BENOÎT BRAUJOU, DOMAINE FONS-SANATIS, 7 HA À SAINT-JEAN-DE-FOS (HÉRAULT) « On doit pouvoir se tromper de couleur lorsqu'on déguste les yeux fermés »

Je me suis intéressé aux blancs de macération après ma rencontre avec Giulio Armani, producteur réputé de la province d'Emilie-Romagne, en Italie. Peu après, un confrère m'a cédé une parcelle de petit manseng, un cépage compliqué à presser, surtout avec une machine pneumatique. C'était l'occasion. Je récolte le petit manseng à la main en recherchant la maturité d'un rouge. On doit pouvoir se tromper de couleur lorsque l'on déguste les yeux fermés. À la sortie de l'érafloir, le raisin est envoyé dans une cuve en Inox à chapeau flottant de 20 hl. Avant que la FA ne démarre, j'enfonce régulièrement le chapeau à la main pour éviter qu'il se dessèche. Puis, quand la densité atteint 1075, je ferme la cuve et je n'y touche plus. La vinification se déroule en milieu réducteur saturé en CO2. Cela suffit pour que le marc reste protégé. Les températures de fermentation dépassent rarement 22 °C car je ne pratique ni remontage ni pigeage, et n'apporte donc pas d'oxygène aux levures. La cuvaison dure en moyenne six semaines. Avant un pressurage doux, je retire les cinq à dix premiers centimètres du chapeau car ils ont bruni. Le vin de presse est ensuite réincorporé à la cuve d'écoulage.
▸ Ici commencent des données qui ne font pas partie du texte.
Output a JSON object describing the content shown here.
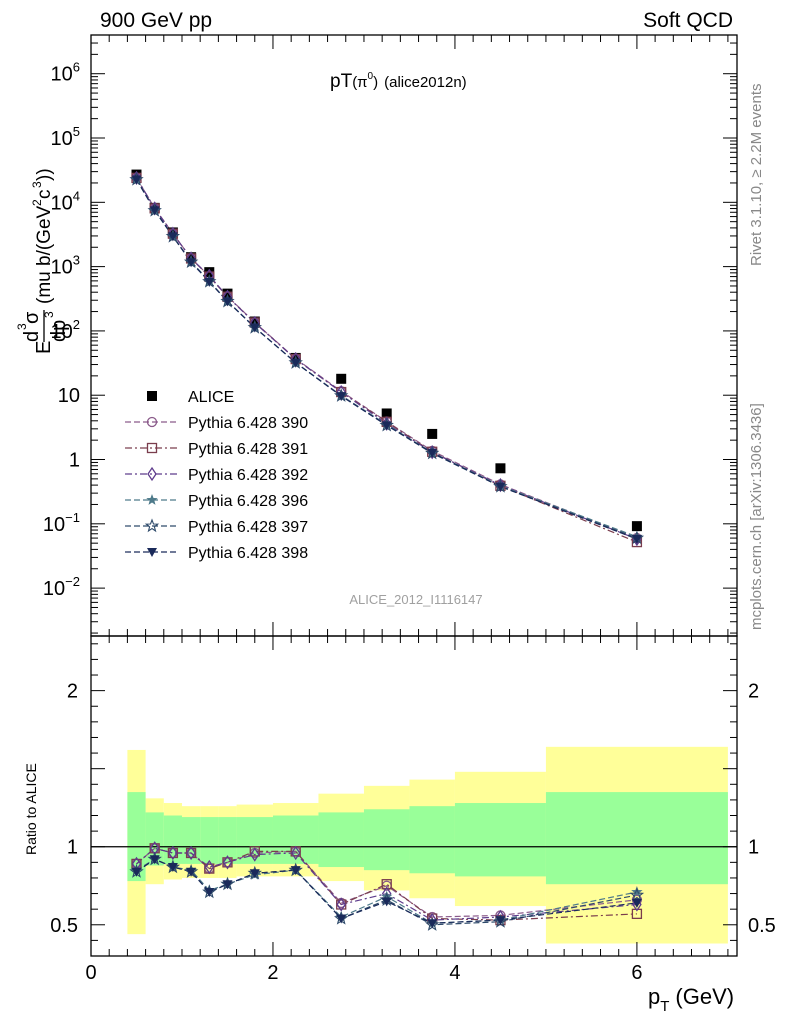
{
  "header": {
    "left": "900 GeV pp",
    "right": "Soft QCD",
    "plot_title_main": "pT",
    "plot_title_sub": "(π",
    "plot_title_sup": "0",
    "plot_title_close": ")",
    "plot_title_tag": "(alice2012n)"
  },
  "side_labels": {
    "rivet": "Rivet 3.1.10, ≥ 2.2M events",
    "mcplots": "mcplots.cern.ch [arXiv:1306.3436]"
  },
  "watermark": "ALICE_2012_I1116147",
  "axes": {
    "ylabel_main": "E d³σ/dp³ (mu b/(GeV²c³))",
    "ylabel_ratio": "Ratio to ALICE",
    "xlabel": "p_T (GeV)",
    "xlabel_p": "p",
    "xlabel_sub": "T",
    "xlabel_unit": "(GeV)",
    "main_yticks": [
      {
        "mant": "10",
        "exp": "6",
        "value": 1000000
      },
      {
        "mant": "10",
        "exp": "5",
        "value": 100000
      },
      {
        "mant": "10",
        "exp": "4",
        "value": 10000
      },
      {
        "mant": "10",
        "exp": "3",
        "value": 1000
      },
      {
        "mant": "10",
        "exp": "2",
        "value": 100
      },
      {
        "mant": "10",
        "exp": "",
        "value": 10
      },
      {
        "mant": "1",
        "exp": "",
        "value": 1
      },
      {
        "mant": "10",
        "exp": "−1",
        "value": 0.1
      },
      {
        "mant": "10",
        "exp": "−2",
        "value": 0.01
      }
    ],
    "ratio_yticks": [
      {
        "label": "2",
        "value": 2
      },
      {
        "label": "1",
        "value": 1
      },
      {
        "label": "0.5",
        "value": 0.5
      }
    ],
    "xticks": [
      {
        "label": "0",
        "value": 0
      },
      {
        "label": "2",
        "value": 2
      },
      {
        "label": "4",
        "value": 4
      },
      {
        "label": "6",
        "value": 6
      }
    ]
  },
  "chart_data": [
    {
      "type": "scatter",
      "panel": "main",
      "yscale": "log",
      "xlim": [
        0,
        7.1
      ],
      "ylim": [
        0.0018,
        4000000
      ],
      "legend_position": "left, lower-middle",
      "x": [
        0.5,
        0.7,
        0.9,
        1.1,
        1.3,
        1.5,
        1.8,
        2.25,
        2.75,
        3.25,
        3.75,
        4.5,
        6.0
      ],
      "series": [
        {
          "name": "ALICE",
          "marker": "square-filled",
          "color": "#000000",
          "line": "none",
          "values": [
            27000,
            8200,
            3400,
            1400,
            820,
            380,
            140,
            38,
            18,
            5.2,
            2.5,
            0.73,
            0.092
          ]
        },
        {
          "name": "Pythia 6.428 390",
          "marker": "circle-open",
          "color": "#8a5a8a",
          "line": "dash",
          "values": [
            24000,
            8100,
            3250,
            1350,
            710,
            345,
            135,
            37,
            11.5,
            3.9,
            1.36,
            0.41,
            0.06
          ]
        },
        {
          "name": "Pythia 6.428 391",
          "marker": "square-open",
          "color": "#7a3d4d",
          "line": "dashdot",
          "values": [
            24000,
            8050,
            3250,
            1340,
            700,
            340,
            135,
            36.5,
            11.2,
            3.85,
            1.32,
            0.39,
            0.052
          ]
        },
        {
          "name": "Pythia 6.428 392",
          "marker": "diamond-open",
          "color": "#5e3c8c",
          "line": "dashdot",
          "values": [
            24000,
            8050,
            3250,
            1340,
            720,
            340,
            133,
            36.5,
            11.2,
            3.6,
            1.3,
            0.4,
            0.058
          ]
        },
        {
          "name": "Pythia 6.428 396",
          "marker": "star-filled",
          "color": "#4e7a8a",
          "line": "dash",
          "values": [
            22800,
            7500,
            2950,
            1200,
            590,
            290,
            113,
            32,
            9.9,
            3.5,
            1.28,
            0.39,
            0.063
          ]
        },
        {
          "name": "Pythia 6.428 397",
          "marker": "star-open",
          "color": "#2e4a6a",
          "line": "dash",
          "values": [
            22600,
            7450,
            2950,
            1180,
            585,
            288,
            113,
            32,
            9.8,
            3.4,
            1.25,
            0.38,
            0.06
          ]
        },
        {
          "name": "Pythia 6.428 398",
          "marker": "triangle-down-filled",
          "color": "#1a2a5a",
          "line": "dash",
          "values": [
            22600,
            7500,
            2950,
            1170,
            580,
            288,
            113,
            32,
            9.7,
            3.4,
            1.27,
            0.38,
            0.058
          ]
        }
      ]
    },
    {
      "type": "line",
      "panel": "ratio",
      "ylim": [
        0.3,
        2.35
      ],
      "xlim": [
        0,
        7.1
      ],
      "reference_line": 1,
      "bands": {
        "edges": [
          0.4,
          0.6,
          0.8,
          1.0,
          1.2,
          1.4,
          1.6,
          2.0,
          2.5,
          3.0,
          3.5,
          4.0,
          5.0,
          7.0
        ],
        "outer": {
          "color": "#ffff99",
          "lo": [
            0.44,
            0.76,
            0.79,
            0.8,
            0.8,
            0.8,
            0.81,
            0.81,
            0.78,
            0.72,
            0.67,
            0.62,
            0.38
          ],
          "hi": [
            1.62,
            1.31,
            1.28,
            1.26,
            1.26,
            1.26,
            1.27,
            1.28,
            1.34,
            1.39,
            1.43,
            1.48,
            1.64
          ]
        },
        "inner": {
          "color": "#99ff99",
          "lo": [
            0.78,
            0.88,
            0.89,
            0.89,
            0.89,
            0.89,
            0.89,
            0.89,
            0.87,
            0.85,
            0.83,
            0.81,
            0.76
          ],
          "hi": [
            1.35,
            1.22,
            1.2,
            1.19,
            1.19,
            1.19,
            1.19,
            1.2,
            1.22,
            1.24,
            1.26,
            1.28,
            1.35
          ]
        }
      },
      "x": [
        0.5,
        0.7,
        0.9,
        1.1,
        1.3,
        1.5,
        1.8,
        2.25,
        2.75,
        3.25,
        3.75,
        4.5,
        6.0
      ],
      "series": [
        {
          "name": "Pythia 6.428 390",
          "values": [
            0.89,
            0.99,
            0.96,
            0.96,
            0.86,
            0.9,
            0.96,
            0.97,
            0.64,
            0.75,
            0.55,
            0.56,
            0.66
          ]
        },
        {
          "name": "Pythia 6.428 391",
          "values": [
            0.89,
            0.99,
            0.96,
            0.96,
            0.86,
            0.9,
            0.97,
            0.97,
            0.63,
            0.76,
            0.54,
            0.53,
            0.57
          ]
        },
        {
          "name": "Pythia 6.428 392",
          "values": [
            0.89,
            0.99,
            0.96,
            0.96,
            0.87,
            0.9,
            0.95,
            0.96,
            0.63,
            0.7,
            0.53,
            0.55,
            0.63
          ]
        },
        {
          "name": "Pythia 6.428 396",
          "values": [
            0.85,
            0.92,
            0.87,
            0.85,
            0.72,
            0.76,
            0.82,
            0.85,
            0.55,
            0.68,
            0.51,
            0.53,
            0.71
          ]
        },
        {
          "name": "Pythia 6.428 397",
          "values": [
            0.84,
            0.92,
            0.87,
            0.84,
            0.71,
            0.76,
            0.83,
            0.85,
            0.54,
            0.66,
            0.5,
            0.52,
            0.69
          ]
        },
        {
          "name": "Pythia 6.428 398",
          "values": [
            0.84,
            0.92,
            0.87,
            0.84,
            0.71,
            0.76,
            0.83,
            0.85,
            0.54,
            0.65,
            0.51,
            0.53,
            0.64
          ]
        }
      ]
    }
  ]
}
Parfois, la FML a lieu sous marc, parfois elle traîne jusqu'au printemps. Si elle ne démarre pas, je peux utiliser les lies de mon autre cuvée de blanc. Le vin est soutiré deux fois : en janvier ou février, quand le froid a fait sédimenter les lies, puis juste avant la mise en bouteilles. Il est ensuite filtré à 2 microns. J'embouteille avec un matériel commun à plusieurs vignerons, souvent sans sulfitage.

Je ne produis que 2 500 bouteilles de vin orange par an. C'est mon entrée de gamme. Je le vends en vin de France à 10 € TTC aux particuliers et à des professionnels : cavistes, restaurateurs et importateurs en Suisse, Allemagne et Belgique.